Died: August 14, 1933
Lawyer, historian, and literary critic. He was founder of the Liberal Party (Autonomist), in which he served as a prominent orator and principal ideologist, with a position opposed to independence.
He was born in La Habana. His father possessed considerable assets in his native region of Camagüey.
Between 1862 and 1863 he studied at Colegio El Salvador, directed at that time by José María Zayas.
The following year he traveled abroad for health reasons, a trip in which he visited France, England, and the United States; in the latter country he completed elementary studies in the city of Nueva York, during the year 1866.
Back in Cuba he enrolled at Colegio San Francisco de Asís, where he was a student of Enrique Piñeyro and Juan Clemente Zenea, and in which he received his first lessons in oratory from Antonio Zambrana.
In 1868 he visited France, and for ten years he resided in Spain, where he began studies corresponding to a degree in Law.
In Madrid he participated in the work of the Ateneo, presided at that time by Don Juan Valera, and in which he lectured on such varied topics as: realism in dramatic art; positivism and its influence on philosophical and natural sciences; the English Constitution; Spanish poetry and theater, among others.
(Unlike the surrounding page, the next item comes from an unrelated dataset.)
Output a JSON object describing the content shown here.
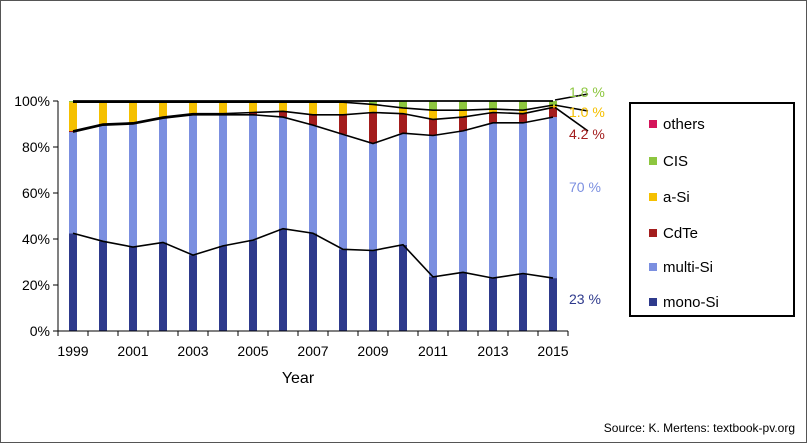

Similarly, he published various articles in the pages of Revista Contemporánea, El Tiempo, Revista Europea, and El Norte, in which he made contributions related to philosophical thought, literary criticism, and bibliographic matters, as well as providing valuable commentary on economics, politics, the arts, and sociology.
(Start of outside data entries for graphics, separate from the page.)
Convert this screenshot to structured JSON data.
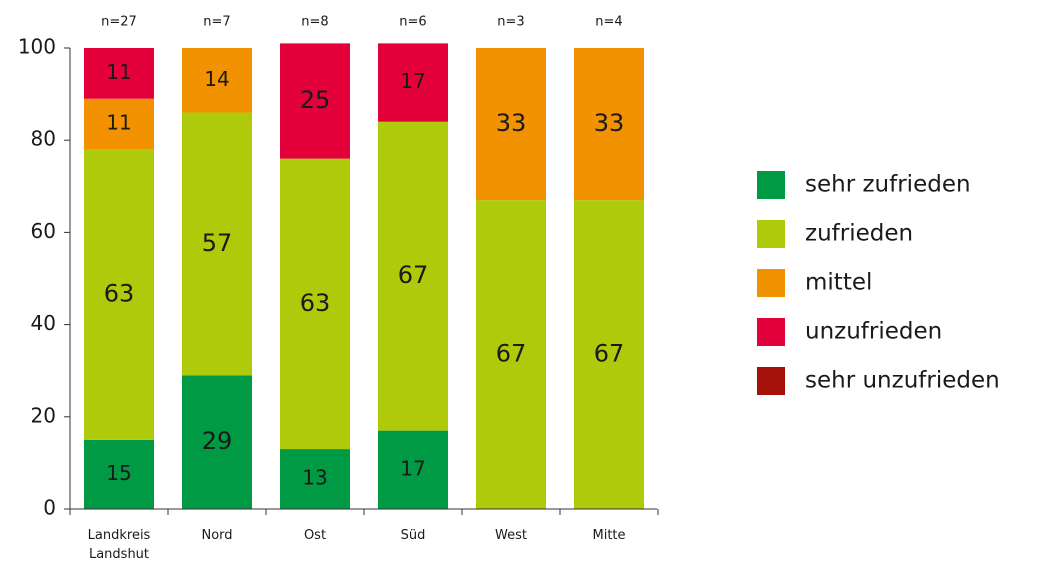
{
  "chart_data": {
    "type": "stacked_bar",
    "categories": [
      "Landkreis Landshut",
      "Nord",
      "Ost",
      "Süd",
      "West",
      "Mitte"
    ],
    "annotations": [
      "n=27",
      "n=7",
      "n=8",
      "n=6",
      "n=3",
      "n=4"
    ],
    "series": [
      {
        "name": "sehr zufrieden",
        "color": "#009a44",
        "values": [
          15,
          29,
          13,
          17,
          0,
          0
        ]
      },
      {
        "name": "zufrieden",
        "color": "#afca0b",
        "values": [
          63,
          57,
          63,
          67,
          67,
          67
        ]
      },
      {
        "name": "mittel",
        "color": "#f39200",
        "values": [
          11,
          14,
          0,
          0,
          33,
          33
        ]
      },
      {
        "name": "unzufrieden",
        "color": "#e4003b",
        "values": [
          11,
          0,
          25,
          17,
          0,
          0
        ]
      },
      {
        "name": "sehr unzufrieden",
        "color": "#a5120c",
        "values": [
          0,
          0,
          0,
          0,
          0,
          0
        ]
      }
    ],
    "ylim": [
      0,
      100
    ],
    "yticks": [
      0,
      20,
      40,
      60,
      80,
      100
    ],
    "legend": "right"
  }
}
In said institution he shared his activities with figures of the caliber of Canovas, Azcárate, and Castelar. There he taught a course on "The French Revolution," and addressed the characteristics of Krausism and its influence on other thinkers. During this period, he studied the thought of Hegel, as part of his cultural formation, met José Martí during one of his visits to the Library, and served as Secretary of the Association of Spanish Writers and Artists.
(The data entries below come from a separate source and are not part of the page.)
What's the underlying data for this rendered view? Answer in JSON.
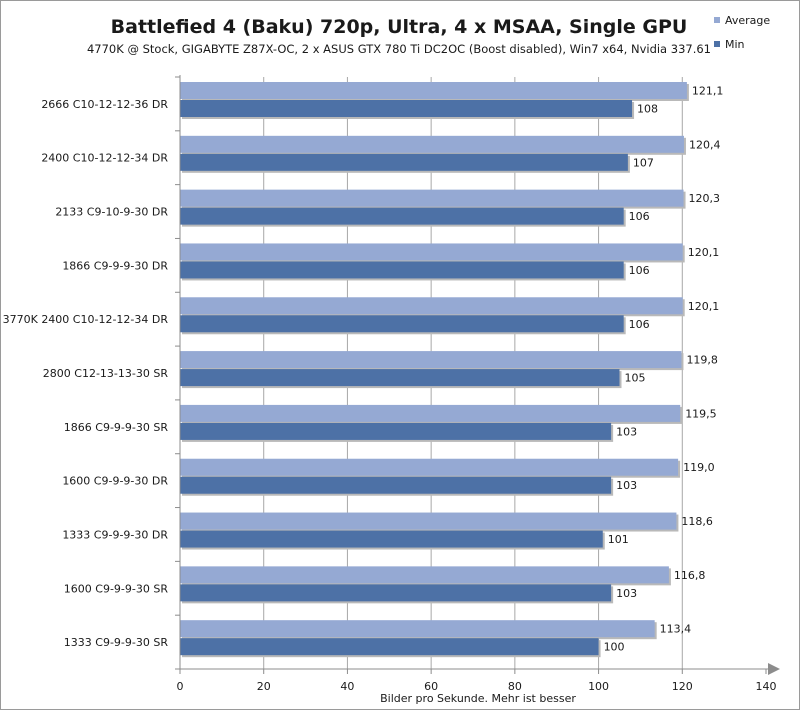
{
  "chart_data": {
    "type": "bar",
    "orientation": "horizontal",
    "title": "Battlefied 4 (Baku) 720p, Ultra, 4 x MSAA, Single GPU",
    "subtitle": "4770K @ Stock,  GIGABYTE Z87X-OC,  2 x ASUS GTX 780 Ti DC2OC (Boost disabled),  Win7  x64, Nvidia 337.61",
    "xlabel": "Bilder pro Sekunde.  Mehr  ist besser",
    "xlim": [
      0,
      140
    ],
    "xticks": [
      "0",
      "20",
      "40",
      "60",
      "80",
      "100",
      "120",
      "140"
    ],
    "grid": "vertical-major",
    "legend_position": "top-right",
    "categories": [
      "2666 C10-12-12-36 DR",
      "2400 C10-12-12-34 DR",
      "2133 C9-10-9-30 DR",
      "1866 C9-9-9-30 DR",
      "3770K 2400 C10-12-12-34 DR",
      "2800 C12-13-13-30 SR",
      "1866 C9-9-9-30 SR",
      "1600 C9-9-9-30 DR",
      "1333 C9-9-9-30 DR",
      "1600 C9-9-9-30 SR",
      "1333 C9-9-9-30 SR"
    ],
    "series": [
      {
        "name": "Average",
        "color": "#95a9d3",
        "values": [
          121.1,
          120.4,
          120.3,
          120.1,
          120.1,
          119.8,
          119.5,
          119.0,
          118.6,
          116.8,
          113.4
        ],
        "labels": [
          "121,1",
          "120,4",
          "120,3",
          "120,1",
          "120,1",
          "119,8",
          "119,5",
          "119,0",
          "118,6",
          "116,8",
          "113,4"
        ]
      },
      {
        "name": "Min",
        "color": "#4d71a6",
        "values": [
          108,
          107,
          106,
          106,
          106,
          105,
          103,
          103,
          101,
          103,
          100
        ],
        "labels": [
          "108",
          "107",
          "106",
          "106",
          "106",
          "105",
          "103",
          "103",
          "101",
          "103",
          "100"
        ]
      }
    ]
  }
}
Upon his return to Cuba in 1878, he was founder of the Liberal Party (Autonomist), in which he served as a prominent orator, and became for nearly twenty years its principal ideologist, dedicating himself entirely to its organization and defense, in which he demonstrated both his political capacity and his rectitude of principles, despite his position opposed to independence.
In 1884 he obtained the degree of Licentiate in Civil and Canon Law from the University of La Habana, and two years later was elected as Deputy to the Spanish Cortes.
During 1898 he served as Secretary of the Treasury of the brief autonomist government; upon the establishment of the Republic, he held the position of Plenipotentiary Minister of Cuba in England and Germany, during the presidential mandate of Tomás Estrada Palma.
In 1908 he appeared as a candidate for Vice President of the Republic for the Conservative Party; three years later he served as Secretary of the Presidency during the government of Mario García Menocal, and subsequently served as Secretary of State during the presidential period of Alfredo de Zayas y Alfonso. From its founding in 1910, he served as Member of the National Academy of Arts and Letters, whose Annals he directed in 1916, and in 1926 he entered with equal rank in the Academy of the History of Cuba.
He died in La Habana on August 14, 1933.
He engaged in sociological, economic, and political studies, as well as in literary criticism. He published more than 350 articles and works in the most diverse periodical publications of Cuba in the late nineteenth century and first third of the twentieth century.